As noted by Wikipedia, “reprocessing of civilian fuel has long been employed in Europe, at the COGEMA La Hague site in France, the Sellafield site in the United Kingdom, the Mayak Chemical Combine in Russia, and at sites such as the Tokai plant in Japan, the Tarapur plant in India, and briefly at the West Valley Reprocessing Plant in the United States.”

 

Yes, some of those countries currently reprocess irradiated nuclear fuel rods.  But it is becoming increasingly apparent that the down sides of reprocessing far outweigh any of its perceived advantages.

 

As  Max S. Power (an analyst who worked on nuclear cleanup issues for two decades ), points out, “...in the 1980s, (U.S.) Congress’ Office of Technology Assessment concluded ‘reprocessing’ which generates additional radioactive waste streams and involves operational risks of its own, does not offer advantages that are sufficient to justify its use for waste management reasons alone.’”

 

According to the Alliance for Nuclear Accountability, “Reprocessing is the fundamental link between a nuclear reactor and a plutonium bomb.”  The Union of Concerned Scientists has noted that “reprocessing would increase the ease of nuclear proliferation.”

 

Reprocessing is also responsible for considerable radioactive land and water pollution; for example from the British and French reprocessing operations at Sellafield and La Hague respectively.

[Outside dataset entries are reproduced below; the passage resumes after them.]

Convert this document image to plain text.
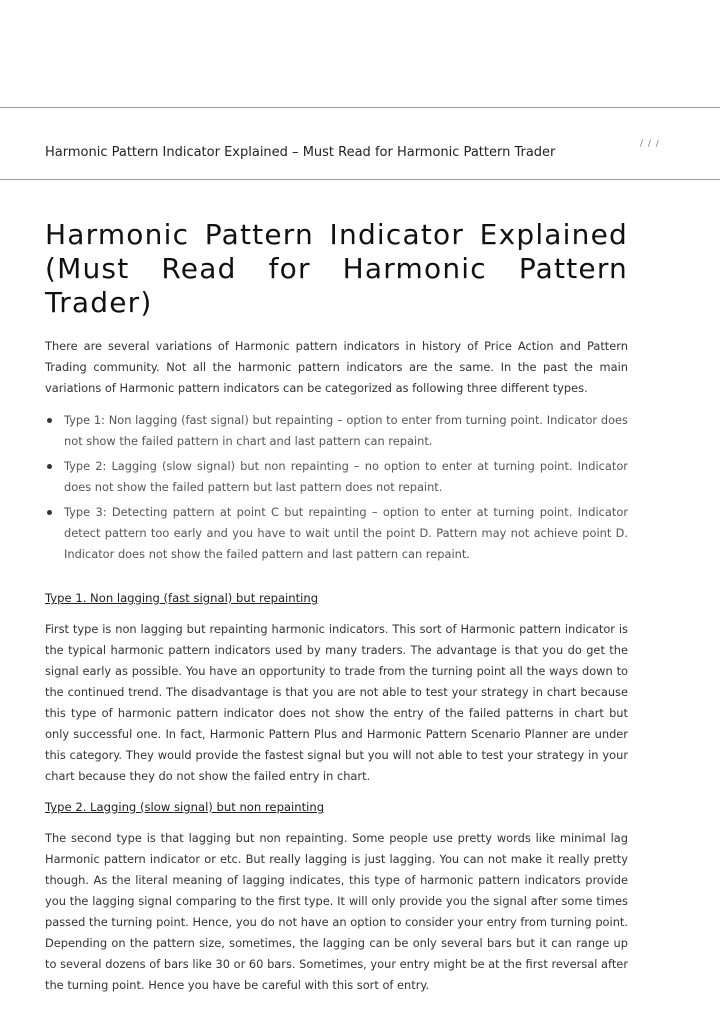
/ / /
Harmonic Pattern Indicator Explained – Must Read for Harmonic Pattern Trader
Harmonic Pattern Indicator Explained (Must Read for Harmonic Pattern Trader)

There are several variations of Harmonic pattern indicators in history of Price Action and Pattern Trading community. Not all the harmonic pattern indicators are the same. In the past the main variations of Harmonic pattern indicators can be categorized as following three different types.

Type 1: Non lagging (fast signal) but repainting – option to enter from turning point. Indicator does not show the failed pattern in chart and last pattern can repaint.
Type 2: Lagging (slow signal) but non repainting – no option to enter at turning point. Indicator does not show the failed pattern but last pattern does not repaint.
Type 3: Detecting pattern at point C but repainting – option to enter at turning point. Indicator detect pattern too early and you have to wait until the point D. Pattern may not achieve point D. Indicator does not show the failed pattern and last pattern can repaint.

Type 1. Non lagging (fast signal) but repainting

First type is non lagging but repainting harmonic indicators. This sort of Harmonic pattern indicator is the typical harmonic pattern indicators used by many traders. The advantage is that you do get the signal early as possible. You have an opportunity to trade from the turning point all the ways down to the continued trend. The disadvantage is that you are not able to test your strategy in chart because this type of harmonic pattern indicator does not show the entry of the failed patterns in chart but only successful one. In fact, Harmonic Pattern Plus and Harmonic Pattern Scenario Planner are under this category. They would provide the fastest signal but you will not able to test your strategy in your chart because they do not show the failed entry in chart.

Type 2. Lagging (slow signal) but non repainting

The second type is that lagging but non repainting. Some people use pretty words like minimal lag Harmonic pattern indicator or etc. But really lagging is just lagging. You can not make it really pretty though. As the literal meaning of lagging indicates, this type of harmonic pattern indicators provide you the lagging signal comparing to the first type. It will only provide you the signal after some times passed the turning point. Hence, you do not have an option to consider your entry from turning point. Depending on the pattern size, sometimes, the lagging can be only several bars but it can range up to several dozens of bars like 30 or 60 bars. Sometimes, your entry might be at the first reversal after the turning point. Hence you have be careful with this sort of entry.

Originating from Sellafield sources, the Irish sea merits the dubious distinction of being called the most radioactive body of water in the world. The Alliance for Nuclear Accountability says that “France's reprocessing plant at La Hague routinely discharges into the English Channel so-called low-level liquid radioactive waste which has contaminated seas as far away as the Arctic Circle.”

 

Given these proliferation and environmental concerns, I hope that the Presidents’s Blue Ribbon Commission eliminates nuclear waste reprocessing from any serious consideration.  

 

Most importantly, the Commission should recommend that further production of nuclear waste itself be curtailed by the phase-out of nuclear energy, in favour of the many available truly innovative renewable green energy and conservation measures.